1.8. Topics of aesthetics and style¶
We won’t cover these topics, but Tufte’s books contain remarkable examples that discuss effective use of colour for good contrast, varying line widths, and graph layout (e.g. use more horizontal than vertical - an aspect ratio of about 1.4 to 2.0; and flow the graphics into the location in the text where discussed).
1.8.1. Data frames (axes)¶
Frames are the basic containers that surround the data and give context to our numbers. Here are some tips:
Use round numbers.
Generally, tighten the axes as much as possible, except …
When showing comparison plots, all axes must have the same minima and maxima.
1.8.2. Colour¶
Colour is very effective in all graphical charts. However, you must bear in mind that your readers might be colour-blind, or the document might be read from a grayscale printout, or viewed on an electronic device where colours are shown differently than you might intend.
Note also that a standard colour progression does not exist. We often see dark blues and purples representing low numbers and reds the higher numbers, with greens, yellows and orange in-between. There are several such colour schemes - there isn’t a universal standard. The only safest colour progression is the grayscale axis, ranging from black to white at each extreme: this satisfies both colour-blind readers and users of your grayscale printed output.

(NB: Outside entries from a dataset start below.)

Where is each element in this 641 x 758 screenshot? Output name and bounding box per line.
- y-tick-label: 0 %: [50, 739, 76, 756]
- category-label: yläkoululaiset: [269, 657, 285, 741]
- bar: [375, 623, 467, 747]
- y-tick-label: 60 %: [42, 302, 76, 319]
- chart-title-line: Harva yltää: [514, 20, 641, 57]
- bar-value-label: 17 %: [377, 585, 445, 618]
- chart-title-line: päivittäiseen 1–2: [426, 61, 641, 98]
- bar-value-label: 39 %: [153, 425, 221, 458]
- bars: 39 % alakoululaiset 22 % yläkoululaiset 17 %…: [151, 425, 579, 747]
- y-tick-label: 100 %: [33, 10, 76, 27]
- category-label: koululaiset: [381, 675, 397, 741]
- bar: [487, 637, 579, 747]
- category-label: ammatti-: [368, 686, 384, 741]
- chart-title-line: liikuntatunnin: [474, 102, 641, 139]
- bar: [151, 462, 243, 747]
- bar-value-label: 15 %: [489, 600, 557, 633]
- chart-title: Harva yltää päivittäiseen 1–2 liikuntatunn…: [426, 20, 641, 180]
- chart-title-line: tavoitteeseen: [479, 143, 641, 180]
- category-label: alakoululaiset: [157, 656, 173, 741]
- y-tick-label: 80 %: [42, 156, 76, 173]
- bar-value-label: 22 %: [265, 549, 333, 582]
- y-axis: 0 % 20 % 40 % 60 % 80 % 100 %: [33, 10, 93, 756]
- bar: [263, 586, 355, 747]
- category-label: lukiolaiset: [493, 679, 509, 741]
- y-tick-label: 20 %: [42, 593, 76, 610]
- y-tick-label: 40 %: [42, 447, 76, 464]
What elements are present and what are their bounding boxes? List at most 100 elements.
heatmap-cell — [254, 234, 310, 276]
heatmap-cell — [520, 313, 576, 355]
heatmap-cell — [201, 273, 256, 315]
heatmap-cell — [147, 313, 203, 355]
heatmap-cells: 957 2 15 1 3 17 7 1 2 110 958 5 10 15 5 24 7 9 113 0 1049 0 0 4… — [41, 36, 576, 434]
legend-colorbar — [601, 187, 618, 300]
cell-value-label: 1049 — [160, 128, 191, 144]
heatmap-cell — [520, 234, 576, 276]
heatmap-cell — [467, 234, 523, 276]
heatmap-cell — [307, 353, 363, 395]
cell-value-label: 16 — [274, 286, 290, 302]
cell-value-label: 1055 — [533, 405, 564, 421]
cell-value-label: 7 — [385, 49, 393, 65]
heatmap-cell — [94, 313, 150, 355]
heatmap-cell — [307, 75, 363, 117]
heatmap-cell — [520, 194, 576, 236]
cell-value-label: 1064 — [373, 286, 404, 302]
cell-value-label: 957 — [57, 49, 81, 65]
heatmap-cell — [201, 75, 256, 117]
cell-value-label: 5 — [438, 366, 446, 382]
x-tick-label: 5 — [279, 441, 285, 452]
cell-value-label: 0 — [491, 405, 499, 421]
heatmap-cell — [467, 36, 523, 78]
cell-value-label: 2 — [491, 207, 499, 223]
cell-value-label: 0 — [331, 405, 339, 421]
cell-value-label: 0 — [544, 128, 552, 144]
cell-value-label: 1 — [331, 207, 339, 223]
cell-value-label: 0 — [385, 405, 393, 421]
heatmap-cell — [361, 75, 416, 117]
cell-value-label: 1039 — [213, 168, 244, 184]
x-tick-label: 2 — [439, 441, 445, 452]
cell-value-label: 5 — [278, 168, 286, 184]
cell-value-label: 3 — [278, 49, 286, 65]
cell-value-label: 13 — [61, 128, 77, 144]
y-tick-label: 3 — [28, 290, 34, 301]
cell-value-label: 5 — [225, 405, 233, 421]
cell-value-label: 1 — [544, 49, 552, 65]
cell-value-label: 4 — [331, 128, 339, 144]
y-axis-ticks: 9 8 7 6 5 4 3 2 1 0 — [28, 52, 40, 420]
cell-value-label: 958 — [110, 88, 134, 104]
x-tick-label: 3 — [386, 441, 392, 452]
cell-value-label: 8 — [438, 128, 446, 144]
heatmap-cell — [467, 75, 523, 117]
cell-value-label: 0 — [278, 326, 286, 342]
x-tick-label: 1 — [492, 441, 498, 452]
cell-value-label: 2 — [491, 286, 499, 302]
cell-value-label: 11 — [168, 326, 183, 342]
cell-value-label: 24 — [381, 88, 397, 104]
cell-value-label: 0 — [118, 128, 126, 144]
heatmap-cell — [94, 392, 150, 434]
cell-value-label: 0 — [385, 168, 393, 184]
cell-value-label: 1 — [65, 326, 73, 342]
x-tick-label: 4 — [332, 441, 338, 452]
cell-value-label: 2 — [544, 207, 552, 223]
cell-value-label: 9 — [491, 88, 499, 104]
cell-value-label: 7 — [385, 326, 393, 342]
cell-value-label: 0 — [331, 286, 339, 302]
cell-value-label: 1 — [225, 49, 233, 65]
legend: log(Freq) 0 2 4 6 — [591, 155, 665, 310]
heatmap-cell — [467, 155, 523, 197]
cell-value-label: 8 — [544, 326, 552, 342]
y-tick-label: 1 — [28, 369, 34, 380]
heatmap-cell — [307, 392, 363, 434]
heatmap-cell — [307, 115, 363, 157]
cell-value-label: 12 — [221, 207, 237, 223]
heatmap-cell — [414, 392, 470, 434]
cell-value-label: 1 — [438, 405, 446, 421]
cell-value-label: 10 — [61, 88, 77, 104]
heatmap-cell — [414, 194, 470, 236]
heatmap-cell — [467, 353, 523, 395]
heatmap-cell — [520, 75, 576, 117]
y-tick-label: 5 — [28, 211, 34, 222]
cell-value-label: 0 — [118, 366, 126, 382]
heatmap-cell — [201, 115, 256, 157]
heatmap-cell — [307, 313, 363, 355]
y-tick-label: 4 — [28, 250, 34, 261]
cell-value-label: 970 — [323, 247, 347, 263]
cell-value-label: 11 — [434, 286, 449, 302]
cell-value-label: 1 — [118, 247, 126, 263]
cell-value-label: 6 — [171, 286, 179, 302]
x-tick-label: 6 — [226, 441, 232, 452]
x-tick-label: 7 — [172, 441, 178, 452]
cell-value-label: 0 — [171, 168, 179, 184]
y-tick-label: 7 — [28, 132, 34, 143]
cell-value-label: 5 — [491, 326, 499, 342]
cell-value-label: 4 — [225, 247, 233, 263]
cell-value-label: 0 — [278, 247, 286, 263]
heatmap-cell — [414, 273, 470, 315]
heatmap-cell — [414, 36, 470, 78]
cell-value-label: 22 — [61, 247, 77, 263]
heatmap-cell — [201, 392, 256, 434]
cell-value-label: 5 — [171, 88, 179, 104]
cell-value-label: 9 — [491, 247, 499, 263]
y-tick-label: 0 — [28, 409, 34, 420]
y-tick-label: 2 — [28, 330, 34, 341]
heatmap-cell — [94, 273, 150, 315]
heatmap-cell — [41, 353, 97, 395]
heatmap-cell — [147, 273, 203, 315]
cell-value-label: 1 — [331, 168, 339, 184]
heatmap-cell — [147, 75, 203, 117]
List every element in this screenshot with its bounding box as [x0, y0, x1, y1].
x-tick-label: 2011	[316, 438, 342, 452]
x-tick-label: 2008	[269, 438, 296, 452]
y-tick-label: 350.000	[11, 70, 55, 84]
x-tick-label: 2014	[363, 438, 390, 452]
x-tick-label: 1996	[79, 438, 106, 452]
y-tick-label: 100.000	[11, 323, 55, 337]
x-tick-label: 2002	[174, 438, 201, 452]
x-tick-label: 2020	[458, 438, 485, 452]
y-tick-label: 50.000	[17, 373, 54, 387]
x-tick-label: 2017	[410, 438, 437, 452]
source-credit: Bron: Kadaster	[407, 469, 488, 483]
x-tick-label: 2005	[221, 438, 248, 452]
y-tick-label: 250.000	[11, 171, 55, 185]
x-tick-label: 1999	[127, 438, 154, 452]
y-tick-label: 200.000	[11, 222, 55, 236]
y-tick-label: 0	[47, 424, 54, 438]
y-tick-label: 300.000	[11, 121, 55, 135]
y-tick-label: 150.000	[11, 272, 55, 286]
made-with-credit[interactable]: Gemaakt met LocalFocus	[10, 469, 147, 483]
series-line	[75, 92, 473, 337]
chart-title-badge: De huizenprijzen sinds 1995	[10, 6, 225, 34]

See the section on scatter plots for an example of the effective use of colour.
1.9. General summary: revealing complex data graphically¶
There is no generic advice that applies in every instance. These tips are useful, though, in most cases:
If the question you want answered is causality, then show causality (the most effective way is with bivariate scatter plots). If trying to answer a question with alternatives, show comparisons (with tiles of plots or a simple table).
Words and graphics belong together. Add labels to plots for outliers, and explain interesting points. Add equations and even small summary tables on top of your plots. Remember that a graph should be like a paragraph of text, not necessarily just a graphical display of numbers that you discuss later on.
Avoid obscure coding on the graph. Don’t label points as “A”, “B”, “C”, …. and then put a legend: “A: grade TK133”, “B: grade RT231”, “C: grade TK134”. Just put the labels directly on the plot.
Do not assume your audience is ignorant and won’t understand a complex plot. Conversely, don’t try to enliven a plot with decorations and unnecessary graphics (flip through a copy of almost any weekly news magazine for examples of this sort of embellishment). As Tufte mentions more than once in his books, “If the statistics are boring, then you’ve got the wrong numbers.”. The graph should stand on its own.
When the graphics involve money and time, make sure you adjust the money for inflation.
Maximize the data-ink ratio = (ink for data) / (total ink for graphics). Maximizing this ratio, within reason, means you should (a) eliminate nondata ink and (b) erase redundant data-ink.
Maximize data density. Humans can interpret data displays of around 100 data points per centimeter (250 data points per linear inch) and around 10000 per square centimeter (60000 data points per square inch).